Chicago, giugno 1966: il produttore Pete Welding riunisce in uno studio quattro cantanti e musicisti residenti nella Windy City, ma le cui radici stilistiche sono ancora strettamente abbarbicate al più genuino Delta blues d’anteguerra, nonostante sporadici inserimenti nelle nuove forme e correnti di Muddy Waters e soci.
Si tratta del veterano Carl Martin (classe 1906, violinista con alle spalle preziose incisioni Bluebird, Okeh e Vocalion nel primo dopo-guerra), del mandolinista Johnny Young (1917, altri dischi per Vanguard e Arhoolie), del chitarrista John Lee Granderson (1913, rappresentato da incisioni Riverside e Storyville) e dell’armonicista John Wrencher (nato nel 1923, il ‘giovanotto’ del guppo).

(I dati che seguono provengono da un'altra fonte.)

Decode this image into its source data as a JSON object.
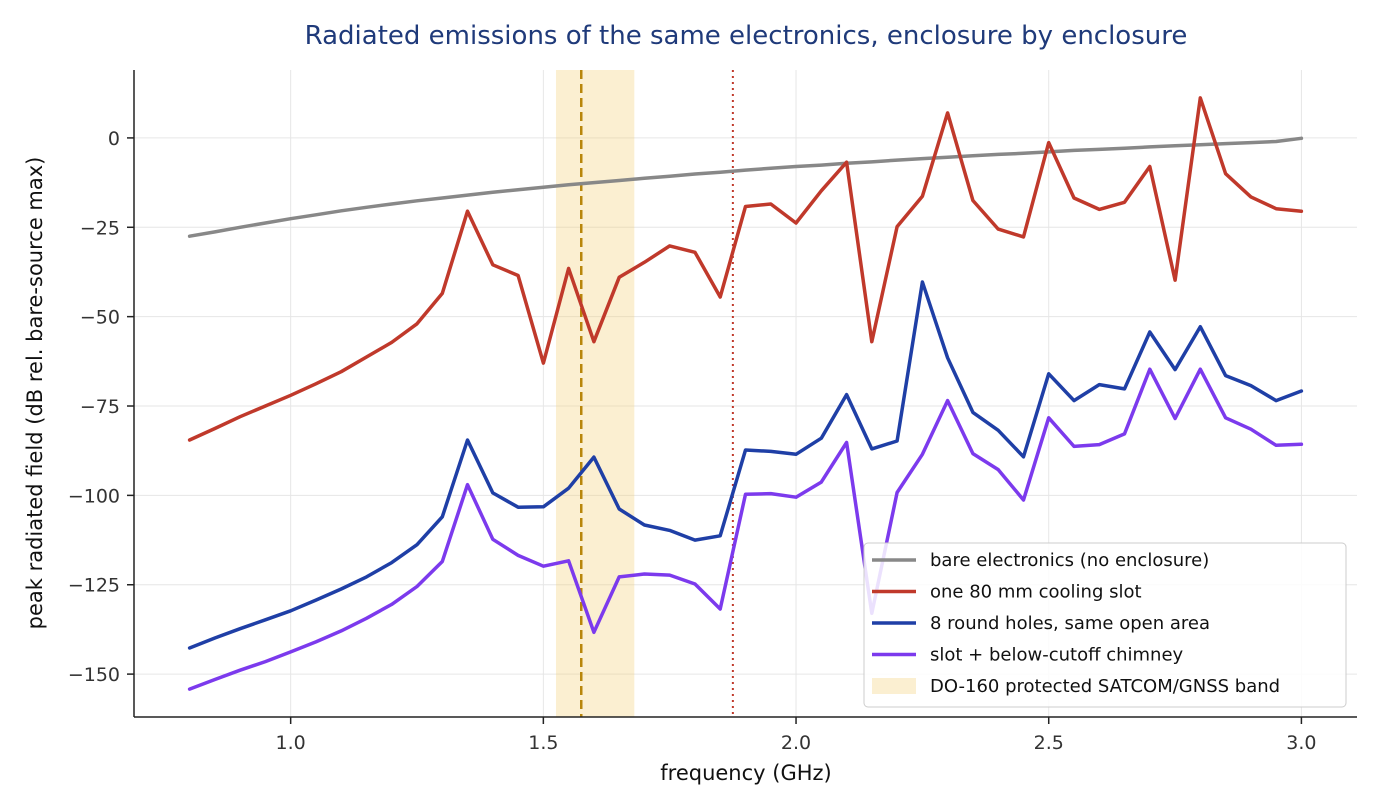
{
  "chart_data": {
    "type": "line",
    "title": "Radiated emissions of the same electronics, enclosure by enclosure",
    "xlabel": "frequency (GHz)",
    "ylabel": "peak radiated field (dB rel. bare-source max)",
    "xlim": [
      0.69,
      3.11
    ],
    "ylim": [
      -162,
      19
    ],
    "xticks": [
      1.0,
      1.5,
      2.0,
      2.5,
      3.0
    ],
    "xtick_labels": [
      "1.0",
      "1.5",
      "2.0",
      "2.5",
      "3.0"
    ],
    "yticks": [
      0,
      -25,
      -50,
      -75,
      -100,
      -125,
      -150
    ],
    "ytick_labels": [
      "0",
      "−25",
      "−50",
      "−75",
      "−100",
      "−125",
      "−150"
    ],
    "grid": true,
    "legend_position": "lower-right",
    "x": [
      0.8,
      0.85,
      0.9,
      0.95,
      1.0,
      1.05,
      1.1,
      1.15,
      1.2,
      1.25,
      1.3,
      1.35,
      1.4,
      1.45,
      1.5,
      1.55,
      1.6,
      1.65,
      1.7,
      1.75,
      1.8,
      1.85,
      1.9,
      1.95,
      2.0,
      2.05,
      2.1,
      2.15,
      2.2,
      2.25,
      2.3,
      2.35,
      2.4,
      2.45,
      2.5,
      2.55,
      2.6,
      2.65,
      2.7,
      2.75,
      2.8,
      2.85,
      2.9,
      2.95,
      3.0
    ],
    "series": [
      {
        "name": "bare electronics (no enclosure)",
        "color": "#888888",
        "values": [
          -27.5,
          -26.3,
          -25.0,
          -23.8,
          -22.6,
          -21.5,
          -20.4,
          -19.4,
          -18.5,
          -17.6,
          -16.8,
          -16.0,
          -15.2,
          -14.5,
          -13.8,
          -13.1,
          -12.5,
          -11.9,
          -11.3,
          -10.7,
          -10.1,
          -9.6,
          -9.0,
          -8.5,
          -8.0,
          -7.6,
          -7.1,
          -6.7,
          -6.2,
          -5.8,
          -5.4,
          -5.0,
          -4.6,
          -4.3,
          -3.9,
          -3.5,
          -3.2,
          -2.9,
          -2.5,
          -2.2,
          -1.9,
          -1.6,
          -1.3,
          -1.0,
          -0.1
        ]
      },
      {
        "name": "one 80 mm cooling slot",
        "color": "#c0392b",
        "values": [
          -84.5,
          -81.3,
          -78.0,
          -75.0,
          -72.0,
          -68.8,
          -65.4,
          -61.3,
          -57.2,
          -52.0,
          -43.5,
          -20.5,
          -35.5,
          -38.5,
          -63.0,
          -36.5,
          -57.0,
          -39.0,
          -34.8,
          -30.2,
          -32.0,
          -44.5,
          -19.2,
          -18.5,
          -23.8,
          -14.8,
          -6.8,
          -57.0,
          -24.8,
          -16.3,
          7.0,
          -17.5,
          -25.5,
          -27.7,
          -1.3,
          -16.8,
          -20.0,
          -18.0,
          -8.0,
          -39.8,
          11.2,
          -10.0,
          -16.5,
          -19.8,
          -20.5
        ]
      },
      {
        "name": "8 round holes, same open area",
        "color": "#1f3fa6",
        "values": [
          -142.7,
          -139.9,
          -137.3,
          -134.8,
          -132.3,
          -129.3,
          -126.2,
          -122.8,
          -118.8,
          -113.8,
          -106.0,
          -84.5,
          -99.3,
          -103.3,
          -103.2,
          -98.0,
          -89.3,
          -103.8,
          -108.3,
          -109.8,
          -112.5,
          -111.3,
          -87.3,
          -87.7,
          -88.5,
          -84.0,
          -71.8,
          -87.0,
          -84.8,
          -40.3,
          -61.5,
          -76.8,
          -81.8,
          -89.2,
          -66.0,
          -73.5,
          -69.0,
          -70.2,
          -54.3,
          -64.8,
          -52.8,
          -66.5,
          -69.3,
          -73.5,
          -70.8
        ]
      },
      {
        "name": "slot + below-cutoff chimney",
        "color": "#7c3aed",
        "values": [
          -154.2,
          -151.5,
          -148.9,
          -146.5,
          -143.8,
          -141.0,
          -137.9,
          -134.4,
          -130.5,
          -125.5,
          -118.5,
          -97.0,
          -112.3,
          -116.8,
          -119.8,
          -118.3,
          -138.3,
          -122.8,
          -122.0,
          -122.3,
          -124.8,
          -131.8,
          -99.7,
          -99.5,
          -100.5,
          -96.3,
          -85.2,
          -133.0,
          -99.2,
          -88.5,
          -73.5,
          -88.3,
          -92.8,
          -101.3,
          -78.3,
          -86.3,
          -85.8,
          -82.8,
          -64.7,
          -78.5,
          -64.7,
          -78.3,
          -81.5,
          -86.0,
          -85.7
        ]
      }
    ],
    "shaded_band": {
      "name": "DO-160 protected SATCOM/GNSS band",
      "x_start": 1.525,
      "x_end": 1.68,
      "color": "#f3d27a"
    },
    "vertical_lines": [
      {
        "x": 1.575,
        "style": "dashed",
        "color": "#b8860b"
      },
      {
        "x": 1.875,
        "style": "dotted",
        "color": "#c0392b"
      }
    ]
  }
}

L’intento, tutt’altro che banale e generico, era quello di ricostruire un passaggio cruciale e sottodocumentato della storia del blues: la transizione dalle forme essenzialmente individuali e classiche del Delta a quelle collettive del blues urbano del secondo dopo-guerra.
Furono proprio le ‘string band’ con i loro rituali musicali collegiali, simili a quelli sviluppati contemporaneamente dal jazz (che al blues deve assai più di qualche tema preso a prestito) come i collettivi tematici o le sequenze degli assoli, a costituire una sorta di laboratorio del nuovo blues urbano, producendo musica forse meno intensa rispetto a quella dei vari giganti solitari come Patton o James, ma certamente di una freschezza e di un equilibrio unici.
Una musica dai profumi più deliziosi, come quella ricreata nel ’66 dalla superba Chicago String Band ed ora di nuovo disponibile grazie a questa provvidenziale ed appetibile (due bonus tracks) ristampa del vecchio Testament 2220.